当記事の冒頭に書いた通り、私は座席数を減らすことはメリットの方が大きいと思っている。

鹿島アントラーズは慈善事業ではなく、ビジネスとしての成功も求められる会社である事を忘れてはいけない。鹿島アントラーズが売上・利益の改善を図り事業を上手く運ぶことは、いつかサポーターの歓喜にも繋がるはずだ。

もちろん、4万人近くの観客が入った時のカシマスタジアムは圧倒的な雰囲気であり、あの空気感をこれからも味わいたいのは言わずもがなだ。
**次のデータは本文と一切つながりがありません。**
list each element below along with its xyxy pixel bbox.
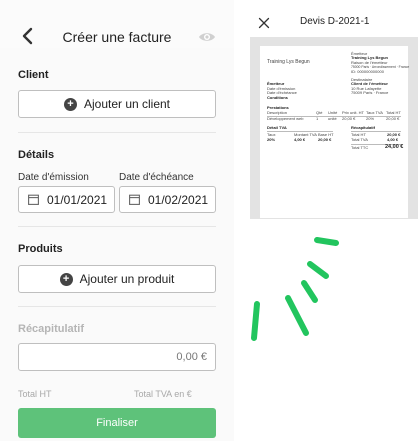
loading-spinner-icon	[251, 237, 339, 341]
preview-button[interactable]	[198, 28, 216, 46]
close-icon	[258, 17, 270, 29]
issue-date-value: 01/01/2021	[47, 192, 108, 207]
doc-row-tva: 20%	[366, 116, 375, 121]
total-tva-label: Total TVA en €	[134, 389, 192, 399]
doc-recap-value: 4,00 €	[387, 137, 399, 142]
divider	[18, 226, 216, 227]
section-summary: Récapitulatif	[18, 323, 85, 335]
doc-col-tva: Taux TVA	[366, 109, 383, 115]
plus-icon: +	[59, 272, 73, 286]
issue-date-field[interactable]: 01/01/2021	[18, 186, 115, 213]
header-bar: Créer une facture	[0, 0, 234, 48]
amount-value: 0,00 €	[176, 351, 207, 363]
doc-col-qty: Qté	[316, 109, 323, 115]
doc-emitter-line: ID: 000000000000	[351, 68, 384, 74]
finalize-button[interactable]: Finaliser	[18, 408, 216, 438]
issue-date-label: Date d'émission	[18, 172, 89, 183]
doc-col-desc: Description	[267, 109, 288, 115]
doc-tva-value: 20,00 €	[318, 136, 332, 142]
due-date-label: Date d'échéance	[119, 172, 194, 183]
doc-tva-value: 20%	[267, 136, 276, 142]
doc-col-unit: Unité	[328, 109, 338, 115]
doc-col-total: Total HT	[386, 109, 401, 115]
close-preview-button[interactable]	[258, 16, 270, 29]
add-product-label: Ajouter un produit	[79, 272, 175, 286]
section-products: Produits	[18, 243, 63, 255]
doc-recap-label: Total TVA	[351, 137, 368, 142]
doc-row-qty: 1	[316, 116, 319, 121]
doc-recap-label: Total TTC	[351, 144, 369, 150]
section-details: Détails	[18, 149, 55, 161]
calendar-icon	[129, 194, 140, 205]
doc-row-pu: 20,00 €	[342, 116, 356, 121]
doc-recap-head: Récapitulatif	[351, 125, 376, 130]
invoice-document: Training Lys Begun Émetteur Training Lys…	[260, 46, 409, 218]
amount-field[interactable]: 0,00 €	[18, 343, 216, 371]
calendar-icon	[28, 194, 39, 205]
preview-title: Devis D-2021-1	[300, 16, 370, 27]
doc-row-desc: Développement web	[267, 116, 304, 121]
doc-left-line: Conditions	[267, 94, 288, 100]
plus-icon: +	[63, 97, 77, 111]
doc-tva-value: 4,00 €	[294, 136, 306, 142]
doc-row-unit: unité	[328, 116, 337, 121]
due-date-value: 01/02/2021	[148, 192, 209, 207]
doc-tva-head: Détail TVA	[267, 125, 287, 130]
divider	[18, 306, 216, 307]
add-client-label: Ajouter un client	[83, 97, 171, 111]
section-client: Client	[18, 69, 49, 81]
doc-col-pu: Prix unit. HT	[342, 109, 365, 115]
add-client-button[interactable]: + Ajouter un client	[18, 90, 216, 118]
due-date-field[interactable]: 01/02/2021	[119, 186, 216, 213]
eye-icon	[199, 33, 215, 41]
doc-recap-value: 24,00 €	[385, 143, 404, 150]
divider	[18, 132, 216, 133]
doc-company: Training Lys Begun	[267, 59, 310, 65]
total-ht-label: Total HT	[18, 389, 52, 399]
add-product-button[interactable]: + Ajouter un produit	[18, 265, 216, 293]
invoice-form-screen: Créer une facture Client + Ajouter un cl…	[0, 0, 234, 441]
doc-dest-line: 75009 Paris · France	[351, 90, 389, 95]
doc-row-total: 20,00 €	[386, 116, 400, 121]
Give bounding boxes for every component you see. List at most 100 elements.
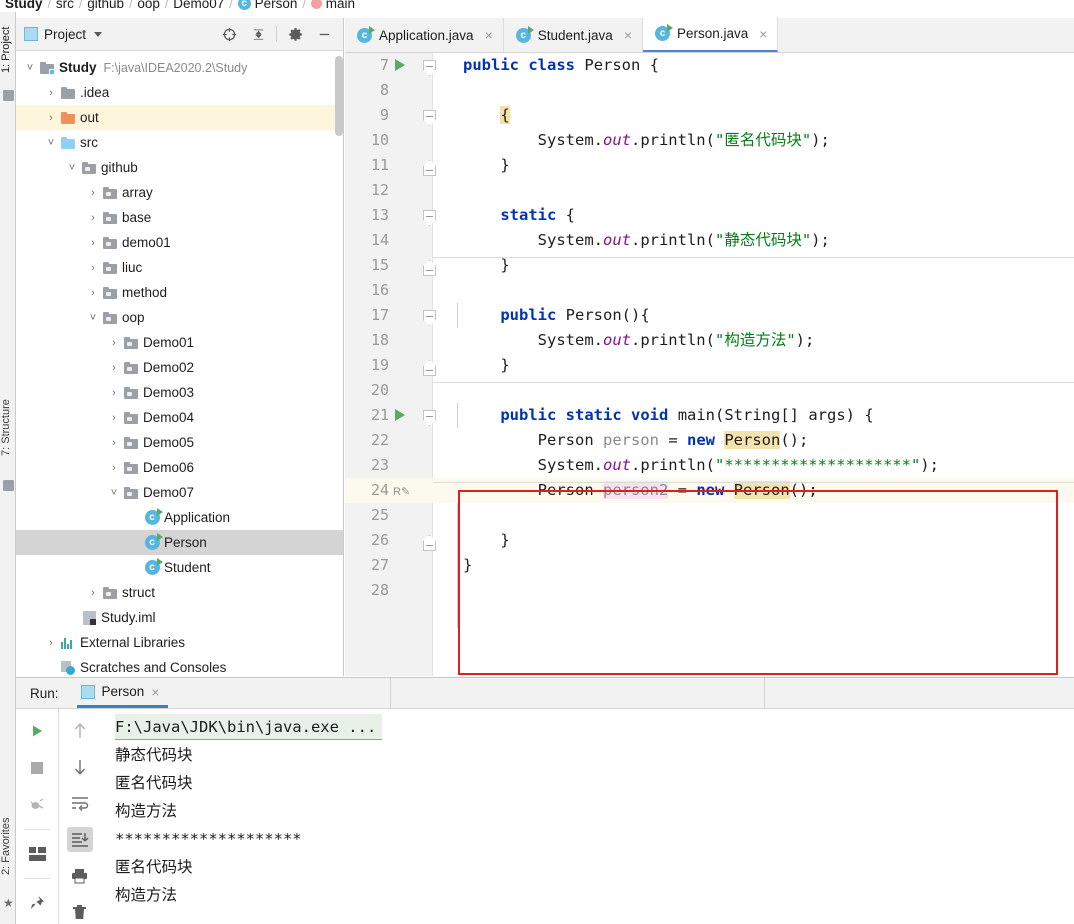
- breadcrumb[interactable]: Study / src / github / oop / Demo07 / c …: [0, 0, 1074, 12]
- tree-item-scratches-and-consoles[interactable]: Scratches and Consoles: [16, 655, 343, 676]
- console-output[interactable]: F:\Java\JDK\bin\java.exe ...静态代码块匿名代码块构造…: [101, 709, 1074, 924]
- tree-item-method[interactable]: ›method: [16, 280, 343, 305]
- close-icon[interactable]: ×: [151, 684, 159, 700]
- tree-expand-arrow[interactable]: ›: [106, 387, 122, 399]
- tree-item-study[interactable]: ˅StudyF:\java\IDEA2020.2\Study: [16, 55, 343, 80]
- fold-toggle-icon[interactable]: [423, 260, 436, 276]
- tree-item-base[interactable]: ›base: [16, 205, 343, 230]
- fold-toggle-icon[interactable]: [423, 410, 436, 426]
- tree-item-person[interactable]: cPerson: [16, 530, 343, 555]
- gear-icon[interactable]: [284, 23, 306, 45]
- fold-toggle-icon[interactable]: [423, 110, 436, 126]
- code-line-21[interactable]: 21 public static void main(String[] args…: [345, 403, 1074, 428]
- fold-toggle-icon[interactable]: [423, 360, 436, 376]
- code-line-17[interactable]: 17 public Person(){: [345, 303, 1074, 328]
- tree-item-demo04[interactable]: ›Demo04: [16, 405, 343, 430]
- code-line-27[interactable]: 27}: [345, 553, 1074, 578]
- tree-item-demo05[interactable]: ›Demo05: [16, 430, 343, 455]
- code-line-23[interactable]: 23 System.out.println("*****************…: [345, 453, 1074, 478]
- trash-icon[interactable]: [67, 900, 93, 924]
- editor-tab-person-java[interactable]: cPerson.java×: [643, 17, 778, 52]
- close-icon[interactable]: ×: [759, 26, 767, 42]
- tree-item-demo03[interactable]: ›Demo03: [16, 380, 343, 405]
- fold-toggle-icon[interactable]: [423, 310, 436, 326]
- fold-toggle-icon[interactable]: [423, 210, 436, 226]
- code-line-19[interactable]: 19 }: [345, 353, 1074, 378]
- code-line-9[interactable]: 9 {: [345, 103, 1074, 128]
- code-line-7[interactable]: 7public class Person {: [345, 53, 1074, 78]
- sidebar-tab-favorites[interactable]: 2: Favorites: [0, 800, 16, 892]
- sidebar-tab-structure[interactable]: 7: Structure: [0, 382, 16, 474]
- tree-item-demo02[interactable]: ›Demo02: [16, 355, 343, 380]
- tree-expand-arrow[interactable]: ›: [85, 587, 101, 599]
- tree-item-student[interactable]: cStudent: [16, 555, 343, 580]
- run-tab-person[interactable]: Person ×: [77, 678, 168, 708]
- tree-expand-arrow[interactable]: ›: [106, 462, 122, 474]
- project-title-button[interactable]: Project: [24, 27, 102, 42]
- code-line-18[interactable]: 18 System.out.println("构造方法");: [345, 328, 1074, 353]
- tree-expand-arrow[interactable]: ›: [85, 287, 101, 299]
- tree-item-demo01[interactable]: ›Demo01: [16, 330, 343, 355]
- coverage-icon[interactable]: [24, 792, 50, 818]
- breadcrumb-item-src[interactable]: src: [53, 0, 77, 11]
- tree-item-liuc[interactable]: ›liuc: [16, 255, 343, 280]
- sidebar-tab-project[interactable]: 1: Project: [0, 14, 16, 86]
- layout-icon[interactable]: [24, 841, 50, 867]
- tree-item-demo01[interactable]: ›demo01: [16, 230, 343, 255]
- code-line-10[interactable]: 10 System.out.println("匿名代码块");: [345, 128, 1074, 153]
- close-icon[interactable]: ×: [485, 27, 493, 43]
- code-lines[interactable]: 7public class Person {89 {10 System.out.…: [345, 53, 1074, 676]
- stop-icon[interactable]: [24, 755, 50, 781]
- code-line-12[interactable]: 12: [345, 178, 1074, 203]
- tree-item-github[interactable]: ˅github: [16, 155, 343, 180]
- pin-icon[interactable]: [24, 890, 50, 916]
- down-arrow-icon[interactable]: [67, 754, 93, 779]
- tree-expand-arrow[interactable]: ›: [43, 112, 59, 124]
- tree-item-demo07[interactable]: ˅Demo07: [16, 480, 343, 505]
- project-tree[interactable]: ˅StudyF:\java\IDEA2020.2\Study›.idea›out…: [16, 51, 343, 676]
- tree-expand-arrow[interactable]: ˅: [85, 312, 101, 324]
- tree-item-demo06[interactable]: ›Demo06: [16, 455, 343, 480]
- breadcrumb-item-main[interactable]: main: [308, 0, 358, 11]
- locate-icon[interactable]: [218, 23, 240, 45]
- fold-toggle-icon[interactable]: [423, 535, 436, 551]
- code-line-26[interactable]: 26 }: [345, 528, 1074, 553]
- tree-item-study-iml[interactable]: Study.iml: [16, 605, 343, 630]
- editor-tab-application-java[interactable]: cApplication.java×: [345, 18, 504, 52]
- collapse-all-icon[interactable]: [247, 23, 269, 45]
- tree-expand-arrow[interactable]: ›: [106, 337, 122, 349]
- code-line-11[interactable]: 11 }: [345, 153, 1074, 178]
- code-area[interactable]: 7public class Person {89 {10 System.out.…: [345, 53, 1074, 676]
- tree-expand-arrow[interactable]: ›: [85, 212, 101, 224]
- fold-toggle-icon[interactable]: [423, 60, 436, 76]
- rerun-icon[interactable]: [24, 718, 50, 744]
- tree-expand-arrow[interactable]: ˅: [22, 62, 38, 74]
- tree-expand-arrow[interactable]: ˅: [64, 162, 80, 174]
- tree-expand-arrow[interactable]: ˅: [43, 137, 59, 149]
- code-line-14[interactable]: 14 System.out.println("静态代码块");: [345, 228, 1074, 253]
- breadcrumb-item-person[interactable]: c Person: [235, 0, 301, 11]
- tree-expand-arrow[interactable]: ›: [85, 262, 101, 274]
- scroll-to-end-icon[interactable]: [67, 827, 93, 852]
- breadcrumb-item-oop[interactable]: oop: [134, 0, 163, 11]
- tree-expand-arrow[interactable]: ›: [106, 362, 122, 374]
- breadcrumb-item-demo07[interactable]: Demo07: [170, 0, 227, 11]
- up-arrow-icon[interactable]: [67, 718, 93, 743]
- editor-tab-student-java[interactable]: cStudent.java×: [504, 18, 643, 52]
- tree-expand-arrow[interactable]: ˅: [106, 487, 122, 499]
- soft-wrap-icon[interactable]: [67, 791, 93, 816]
- tree-expand-arrow[interactable]: ›: [106, 412, 122, 424]
- tree-item-out[interactable]: ›out: [16, 105, 343, 130]
- breadcrumb-item-study[interactable]: Study: [2, 0, 46, 11]
- tree-expand-arrow[interactable]: ›: [43, 637, 59, 649]
- code-line-28[interactable]: 28: [345, 578, 1074, 603]
- fold-toggle-icon[interactable]: [423, 160, 436, 176]
- tree-item-src[interactable]: ˅src: [16, 130, 343, 155]
- code-line-16[interactable]: 16: [345, 278, 1074, 303]
- tree-item--idea[interactable]: ›.idea: [16, 80, 343, 105]
- code-line-8[interactable]: 8: [345, 78, 1074, 103]
- breadcrumb-item-github[interactable]: github: [84, 0, 127, 11]
- tree-item-struct[interactable]: ›struct: [16, 580, 343, 605]
- tree-expand-arrow[interactable]: ›: [43, 87, 59, 99]
- run-gutter-icon[interactable]: [395, 409, 405, 421]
しかし、日本の人口がこれから増える見込みもなく(地方である鹿嶋ならなおさら)、空席が目立つ現状を考えれば、ベターな判断だと思う。

また、座席数を減らしたが最後、もう二度と座席数を増やすことが出来ないわけではないことも重要だ。建築物なので、鹿島が超ビッグクラブになった時にまた相応しいサイズのスタジアムにすれば良い。

個人的にはカシマサッカースタジアムの名称を「ジーコスタジアム」にしてほしいな、と、そっと思っている。何百年、何千年も後の世界を生きる人たちが、ジーコのプレーも顔も知らない人たちが、彼の名前を忘れないように。